North Korea’s nuclear weapons program is a global concern. Experts believe the nation is fielding increasingly sophisticated nuclear weapons, which are destabilizing the regional and global security architecture. To understand the genesis of the nation’s nuclear program, one has to examine the country’s formative years. Before World War II, the Korean Peninsula was under Japanese colonial rule. In 1945 the US dropped atomic bombs on Hiroshima and Nagasaki, which led to Japan’s surrender and the consequent liberation of Korea. Soon after, the peninsula was divided into two; the US-controlled south and the Soviet-controlled north, which at the time was under the administrative leadership of Kim Il-sung, a former Soviet soldier. In 1950, a war between North and South Korea broke-out over competing claims over the Korean peninsula. A few months into the Korean War, US President Harry Truman declared that the use of an atomic bomb in the war was under “active consideration.” A threat that was not be executed.

The Soviet Support

In December 1952, the North Korean government established the Academy of Sciences and the Atomic Energy Research Institute. The Korean War ended in 1953 through an armistice. By the time the US forces had dropped over 650,000 tons of bombs and napalm and killed over a million people. The armistice allowed Kim Il-sung to consolidate his grip on power in the north, which eventually started dynastic rule over the country that would later be assumed by his son and grandson, Kim Jong-un, the current leader, after his death. Work on a nuclear program began after North Korea signed the founding charter of the Soviet-led, Joint Institute for Nuclear Research in 1956. The move allowed the nation to send scientists and technicians to the Soviet Union for training. In January 1958, the US deployed nuclear weapons in South Korea. The following year the Soviet Union and North Korea signed an agreement on the peaceful use of nuclear energy. The agreement allowed the Soviet Union to establish a nuclear research facility in Yongbyon, a town situated north of Pyongyang.
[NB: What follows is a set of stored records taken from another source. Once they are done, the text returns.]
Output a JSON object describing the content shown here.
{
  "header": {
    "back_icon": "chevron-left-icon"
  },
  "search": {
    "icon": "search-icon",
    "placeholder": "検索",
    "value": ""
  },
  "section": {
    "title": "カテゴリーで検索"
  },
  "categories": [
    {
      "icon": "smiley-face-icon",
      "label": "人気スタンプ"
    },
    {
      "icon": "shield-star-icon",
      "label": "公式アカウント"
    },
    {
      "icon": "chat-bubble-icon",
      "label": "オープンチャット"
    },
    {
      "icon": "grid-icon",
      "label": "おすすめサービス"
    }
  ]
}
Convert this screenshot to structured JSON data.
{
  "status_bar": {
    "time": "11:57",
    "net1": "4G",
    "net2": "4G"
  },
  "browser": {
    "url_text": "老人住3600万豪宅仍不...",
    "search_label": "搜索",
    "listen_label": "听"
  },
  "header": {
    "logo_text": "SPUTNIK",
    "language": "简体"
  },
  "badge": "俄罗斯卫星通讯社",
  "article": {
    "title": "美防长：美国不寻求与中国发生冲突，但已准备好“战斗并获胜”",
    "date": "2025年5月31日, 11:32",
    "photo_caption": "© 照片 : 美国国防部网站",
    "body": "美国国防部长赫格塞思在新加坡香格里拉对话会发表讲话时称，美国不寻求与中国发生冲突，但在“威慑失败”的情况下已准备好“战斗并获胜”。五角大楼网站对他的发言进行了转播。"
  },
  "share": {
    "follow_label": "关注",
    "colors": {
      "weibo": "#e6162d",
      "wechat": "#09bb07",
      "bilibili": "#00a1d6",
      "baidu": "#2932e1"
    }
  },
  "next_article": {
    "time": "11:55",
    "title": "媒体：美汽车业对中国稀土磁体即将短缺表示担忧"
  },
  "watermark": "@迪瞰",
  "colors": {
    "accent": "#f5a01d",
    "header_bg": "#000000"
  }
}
During the early 1960s, the Soviet Union provided technical assistance to the country, which included the installation of an IRT-2000 nuclear research reactor. The state also sought help from Beijing after China’s first nuclear test in 1964. However, assistance to North Korea was denied. 

Indigenous development

In the 1970s and 1980s, the country set about obtaining sensitive nuclear technologies from Europe, by taking advantage of inadequate safeguards. The 1980s also saw the country carry out considerable indigenous expansion when the nation established uranium milling facilities and a fuel rod complex. International Atomic Energy Agency (IAEA) experts also confirmed that North Korea had reprocessed plutonium from spent fuel rods obtained from the Yongbyon-Kun rector on three occasions, 1989, 1990, and 1991. In 1991, the United States announced its withdrawal of Nuclear weapons from South Korea. Later in the same year, both North Korea and South Korea signed a declaration on the Denuclearization of the Korean Peninsula. North Korea then broke the agreement. In 1993, North Korea denied IAEA access to suspected waste sites and then threatened to leave the Treaty on the Non-Proliferation of Nuclear Weapons (NPT). However, the country was convinced to suspend the withdrawal by the United States. Tense relations between the US and North Korea over plutonium reprocessing were briefly addressed by the agreed framework, which was finalized in 1994.

Help from Pakistan

In 2002, evidence emerged that North Korea had received assistance in the 1990s from Pakistan and had received uranium centrifuges and enrichment equipment. In 2003, North Korea withdrew from the NPT. In the same year, the US learned of plans to construct a Uranium enrichment facility with the help of Pakistan. The year also saw the US declare that North Korea had nuclear weapons. Since then, the country has conducted nuclear tests in 2006, 2009, 2013, 2016, and 2017. The country claimed that it tested a thermonuclear device in September 2017.

Evading sanctions

North Korea’s regional and global destabilization through its nuclear weapons program has been condemned on numerous occasions by the UN Security Council. The country is also under crippling sanctions. To further its nuclear weapons program, North Korea uses a complex web of secretive front companies to evade sanctions and export controls to obtain money, information, and other crucial components.